In 18 months service Heliotrope escorted 18 North Atlantic, eight Gibraltar and four South Atlantic convoys, assisting in the safe passage of over 750 ships.

She was involved in four major convoy battles: In October 1940 Heliotrope was part of the escort for HX 79, which was attacked by a U-boat "wolfpack", losing 12 ships sunk. In May 1941 she joined HX 126 which saw nine ships sunk and one U-boat damaged. In August 1941 she joined SL 81 which saw five ships sunk, while one U-boat was destroyed and two damaged In October 1941 she was with HG 75 which saw four ships and one escort sunk, and one U-boat destroyed.

===US Navy===
Heliotrope was transferred to the U.S. Navy at Hull, England, on 24 March 1942, one of a group of corvettes transferred to the U.S. Navy under reverse Lend-Lease. She was commissioned as USS Surprise the same day. She was delivered with British radars and armament installed, and over the course of her U.S. Navy service was gradually converted to U.S. standards. The 4 in gun was mounted forward, the 3 in gun aft.

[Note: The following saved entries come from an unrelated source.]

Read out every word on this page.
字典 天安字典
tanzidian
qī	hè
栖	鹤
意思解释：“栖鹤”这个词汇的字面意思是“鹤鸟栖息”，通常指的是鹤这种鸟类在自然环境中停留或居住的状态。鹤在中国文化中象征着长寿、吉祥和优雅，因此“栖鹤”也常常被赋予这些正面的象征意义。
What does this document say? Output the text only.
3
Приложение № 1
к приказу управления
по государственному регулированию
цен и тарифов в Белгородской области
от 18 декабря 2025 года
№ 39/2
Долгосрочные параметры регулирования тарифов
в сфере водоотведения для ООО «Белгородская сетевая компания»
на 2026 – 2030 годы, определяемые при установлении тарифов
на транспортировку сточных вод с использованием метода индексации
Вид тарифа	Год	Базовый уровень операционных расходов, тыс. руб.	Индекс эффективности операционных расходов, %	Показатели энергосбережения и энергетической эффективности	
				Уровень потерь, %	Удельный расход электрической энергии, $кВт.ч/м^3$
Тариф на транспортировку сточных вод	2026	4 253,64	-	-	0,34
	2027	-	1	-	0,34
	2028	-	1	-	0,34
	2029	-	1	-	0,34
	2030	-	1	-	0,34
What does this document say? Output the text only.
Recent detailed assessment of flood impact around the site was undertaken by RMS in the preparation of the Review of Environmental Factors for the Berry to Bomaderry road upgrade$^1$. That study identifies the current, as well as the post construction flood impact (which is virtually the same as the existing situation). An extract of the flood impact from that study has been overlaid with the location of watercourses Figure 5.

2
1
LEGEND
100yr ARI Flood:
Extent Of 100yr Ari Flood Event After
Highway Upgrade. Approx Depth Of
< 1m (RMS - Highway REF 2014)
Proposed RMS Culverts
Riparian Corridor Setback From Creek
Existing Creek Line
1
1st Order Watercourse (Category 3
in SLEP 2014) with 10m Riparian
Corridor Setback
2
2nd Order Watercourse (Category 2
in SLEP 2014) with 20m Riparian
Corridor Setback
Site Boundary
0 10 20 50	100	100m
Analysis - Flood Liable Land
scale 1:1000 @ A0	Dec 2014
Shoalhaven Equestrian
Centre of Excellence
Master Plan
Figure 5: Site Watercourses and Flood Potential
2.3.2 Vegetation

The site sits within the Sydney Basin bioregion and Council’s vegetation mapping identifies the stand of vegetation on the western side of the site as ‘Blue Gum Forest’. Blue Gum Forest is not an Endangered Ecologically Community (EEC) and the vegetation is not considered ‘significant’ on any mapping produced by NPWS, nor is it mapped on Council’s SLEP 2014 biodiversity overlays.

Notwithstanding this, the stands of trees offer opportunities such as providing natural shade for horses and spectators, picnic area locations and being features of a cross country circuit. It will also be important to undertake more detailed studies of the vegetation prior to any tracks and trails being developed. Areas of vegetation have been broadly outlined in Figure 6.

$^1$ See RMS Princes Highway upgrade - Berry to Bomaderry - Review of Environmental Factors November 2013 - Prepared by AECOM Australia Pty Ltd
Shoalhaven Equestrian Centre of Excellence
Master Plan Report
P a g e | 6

Surprise sailed from Lisahally, County Londonderry, Northern Ireland on 24 April 1942 to escort a convoy to Boston, Massachusetts. After an overhaul, she proceeded south and for the remainder of 1942 escorted convoys in the Caribbean Sea, principally between Trinidad and Guantanamo Bay, Cuba. In January 1943, she extended her range into the South Atlantic and, into 1944, performed escort runs between Trinidad and Recife, Brazil.

Surprise then returned to the United States. In May 1944, she returned to the North Atlantic and, until after the end of World War II in Europe in May 1945, rotated between Newfoundland, Greenland, and Iceland convoy runs and weather patrol duty.

Surprise was decommissioned on 20 August 1945 at Chatham, England, returned to the Royal Navy on 26 August, and struck from the Naval Vessel Register on 17 September.

==Fate==
She was transferred to China in 1947, and, after a period of mercantile service, she was taken into the People's Liberation Army Navy service as Linyi after converting to a gunboat, and finally retired in 1972.